David H. Sohn JD, MD, B. Sonny Bal MD, JD, MBA
Symposium: Evolving Medicolegal Concepts
Volume 470, Issue 5 / May , 2011

Abstract

Background

Alternative dispute resolution (ADR) refers to techniques used to resolve conflicts without going to the courtroom. As healthcare and malpractice costs continue to rise, there is growing interest in tactics such as early apology, mediation, and arbitration in the medical arena.

Questions/purposes

(1) Why is ADR needed? (2) Is ADR useful in health care? (3) What are the current legal and political developments favoring ADR? (4) What obstacles remain?

Methods

We performed MEDLINE, PubMed, and Google Scholar searches with key words “medical malpractice”, “ADR”, and “alternative dispute resolution” to obtain public policy studies, law review articles, case analyses, ADR surveys, and healthcare review articles.

Results

Early apology and disclosure programs report 50% to 67% success in avoiding litigation as well as substantial reductions in the amount paid per claim.
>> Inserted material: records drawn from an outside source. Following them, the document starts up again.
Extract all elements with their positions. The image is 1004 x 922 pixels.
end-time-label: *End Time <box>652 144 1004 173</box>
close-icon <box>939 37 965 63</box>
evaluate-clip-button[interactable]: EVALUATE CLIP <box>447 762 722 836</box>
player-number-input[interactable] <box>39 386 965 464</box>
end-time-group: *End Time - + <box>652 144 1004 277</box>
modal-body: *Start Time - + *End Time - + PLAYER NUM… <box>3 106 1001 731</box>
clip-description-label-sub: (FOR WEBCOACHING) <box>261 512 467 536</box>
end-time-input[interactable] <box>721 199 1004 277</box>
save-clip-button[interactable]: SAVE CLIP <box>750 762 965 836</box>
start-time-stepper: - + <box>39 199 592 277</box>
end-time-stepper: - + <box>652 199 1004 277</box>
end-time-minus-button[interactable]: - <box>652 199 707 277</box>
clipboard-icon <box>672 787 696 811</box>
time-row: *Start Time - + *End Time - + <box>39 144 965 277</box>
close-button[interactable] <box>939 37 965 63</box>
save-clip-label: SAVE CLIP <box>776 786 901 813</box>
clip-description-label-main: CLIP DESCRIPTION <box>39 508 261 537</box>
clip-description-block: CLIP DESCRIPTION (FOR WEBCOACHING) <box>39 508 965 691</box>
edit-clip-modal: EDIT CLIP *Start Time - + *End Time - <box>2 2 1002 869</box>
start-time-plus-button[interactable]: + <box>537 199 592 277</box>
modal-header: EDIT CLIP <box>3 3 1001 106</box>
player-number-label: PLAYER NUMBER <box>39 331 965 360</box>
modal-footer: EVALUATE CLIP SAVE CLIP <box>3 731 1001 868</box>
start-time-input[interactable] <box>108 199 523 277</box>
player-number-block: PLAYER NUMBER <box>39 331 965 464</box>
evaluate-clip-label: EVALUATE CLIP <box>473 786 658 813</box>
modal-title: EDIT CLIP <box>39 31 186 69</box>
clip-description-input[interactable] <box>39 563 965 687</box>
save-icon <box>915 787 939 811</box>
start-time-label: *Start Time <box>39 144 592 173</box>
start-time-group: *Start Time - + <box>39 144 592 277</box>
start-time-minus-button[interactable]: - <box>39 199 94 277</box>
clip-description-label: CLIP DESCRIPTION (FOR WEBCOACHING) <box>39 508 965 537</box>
Mediation boasts 75% to 90% success in avoiding litigation, cost savings of $50,000 per claim, and 90% satisfaction rates among both plaintiffs and defendants. Arbitration is viewed as less satisfying and less efficient than mediation but still more time- and cost-effective than litigation. The current legal environment is favorable to ADR with recent court decisions upholding pretreatment arbitration clauses. The main obstacle to ADR is the mandatory reporting requirement of the National Practitioner Data Bank (NPDB).

Conclusions

ADR has the potential to help reform the current tort system, reducing cost and increasing both parties’ satisfaction. Easing the reporting requirements for the NPDB would lead to more widespread acceptance of ADR among physicians.